Par ailleurs, il convient d’infirmer le jugement entrepris ayant ordonné le remboursement à Pôle emploi des indemnités versées au salarié en application des dispositions de l’article L.1235-4 du code du travail, non applicable dès lors que le licenciement est intervenu dans une entreprise employant habituellement moins de onze salariés.

Sur les dépens et frais irrépétibles

En qualité de partie succombante, il y a lieu de condamner la société LHPS aux entiers dépens, y compris ceux de première instance, de la débouter de sa demande formulée en application de l’article 700 du code de procédure civile et de la condamner à payer à Mme [X] la somme de 3 000 euros au titre des dispositions de l’article 700 du code de procédure civile exposés tant en première instance qu’en cause d’appel.

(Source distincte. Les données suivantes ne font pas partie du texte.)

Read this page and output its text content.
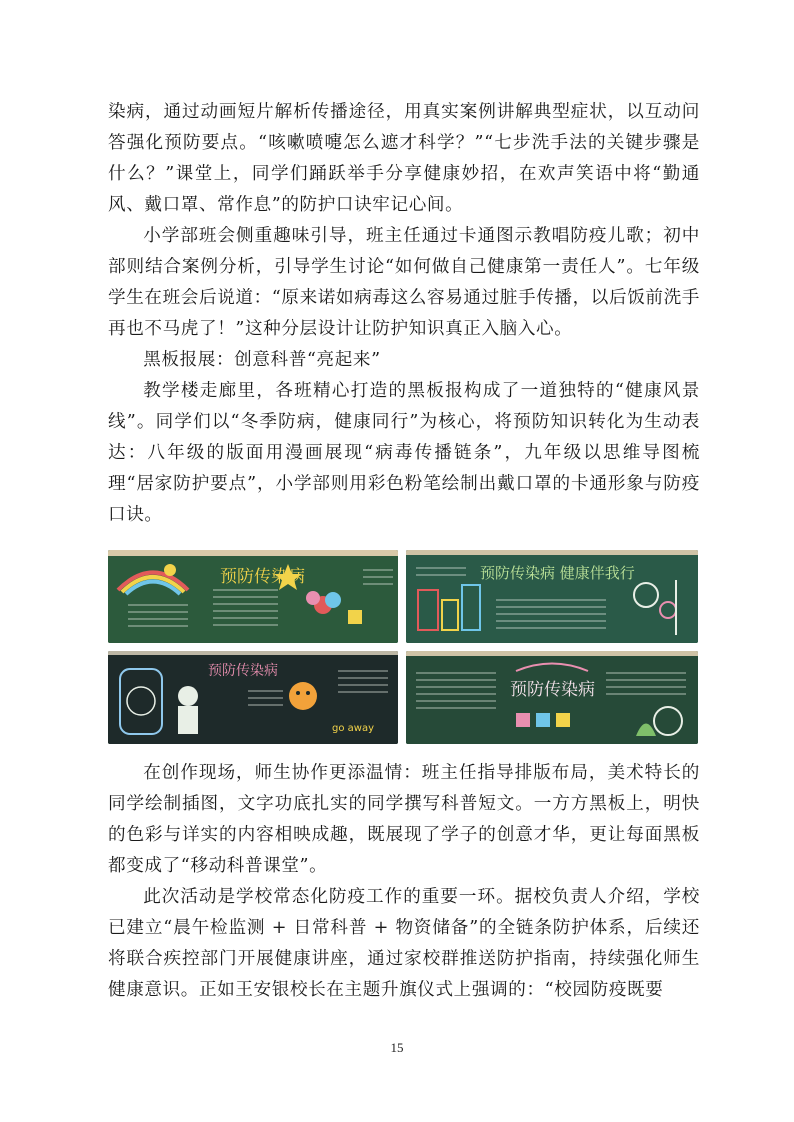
染病，通过动画短片解析传播途径，用真实案例讲解典型症状，以互动问答强化预防要点。“咳嗽喷嚏怎么遮才科学？”“七步洗手法的关键步骤是什么？”课堂上，同学们踊跃举手分享健康妙招，在欢声笑语中将“勤通风、戴口罩、常作息”的防护口诀牢记心间。

小学部班会侧重趣味引导，班主任通过卡通图示教唱防疫儿歌；初中部则结合案例分析，引导学生讨论“如何做自己健康第一责任人”。七年级学生在班会后说道：“原来诺如病毒这么容易通过脏手传播，以后饭前洗手再也不马虎了！”这种分层设计让防护知识真正入脑入心。

黑板报展：创意科普“亮起来”

教学楼走廊里，各班精心打造的黑板报构成了一道独特的“健康风景线”。同学们以“冬季防病，健康同行”为核心，将预防知识转化为生动表达：八年级的版面用漫画展现“病毒传播链条”，九年级以思维导图梳理“居家防护要点”，小学部则用彩色粉笔绘制出戴口罩的卡通形象与防疫口诀。

预防传染病	预防传染病 健康伴我行
预防传染病
go away
预防传染病

在创作现场，师生协作更添温情：班主任指导排版布局，美术特长的同学绘制插图，文字功底扎实的同学撰写科普短文。一方方黑板上，明快的色彩与详实的内容相映成趣，既展现了学子的创意才华，更让每面黑板都变成了“移动科普课堂”。

此次活动是学校常态化防疫工作的重要一环。据校负责人介绍，学校已建立“晨午检监测 + 日常科普 + 物资储备”的全链条防护体系，后续还将联合疾控部门开展健康讲座，通过家校群推送防护指南，持续强化师生健康意识。正如王安银校长在主题升旗仪式上强调的：“校园防疫既要

15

L’équité et la nature du litige commandent qu’il ne soit pas fait application des dispositions de l’article 700 du code de procédure civile au profit de la société La Poste.

PAR CES MOTIFS

LA COUR

Statuant contradictoirement,

Confirme le jugement entrepris en ce qu’il a retenu sa compétence pour statuer sur l’existence d’un contrat de travail entre la SA La Poste et Mme [U] [X] et en ce qu’il a dit que le licenciement de Mme [X] par la SARL Le Havre Port Service était dépourvu de cause réelle et sérieuse ;

L’infirme pour le surplus ;

Statuant à nouveau,

Déboute Mme [U] [X] de sa demande tendant à voir reconnaître la caractérisation des délits de prêt illicite de main d’oeuvre, de marchandage et de travail dissimulé et par suite l’existence d’un contrat de travail la liant à la société La Poste ainsi que de toutes ses demandes indemnitaires subséquentes ;

Condamne la SARL Le Havre Port Service à payer à Mme [U] [X] les sommes suivantes :

dommages et intérêts à titre d’indemnité

pour licenciement abusif : 5 000,00 euros

indemnité compensatrice de préavis : 3 282,16 euros

indemnité compensatrice de congés payés

sur préavis : 328,21 euros

Ordonne à la SARL Le Havre Port Service de remettre à Mme [U] [X] les documents de fin de contrat rectifiés (attestation Pôle emploi, certificat de travail, solde de tout compte, bulletin de paie y afférent) conformément à la présente décision ;

Dit n’y avoir lieu d’assortir cette obligation d’une astreinte ;

Dit n’y avoir lieu à application des dispositions de l’article L.1235-4 du code du travail ;

Y ajoutant,

Déboute la SARL Le Havre Port Service et la SA La Poste de leur demande respective au titre des dispositions de l’article 700 du code de procédure civile ;

Condamne la SARL Le Havre Port Service à payer à Mme [X] la somme de 3 000 euros au titre des dispositions de l’article 700 du code de procédure civile pour les frais exposés tant en première instance qu’en cause d’appel ;

Condamne la SARL Le Havre Port Service aux dépens de la présente instance.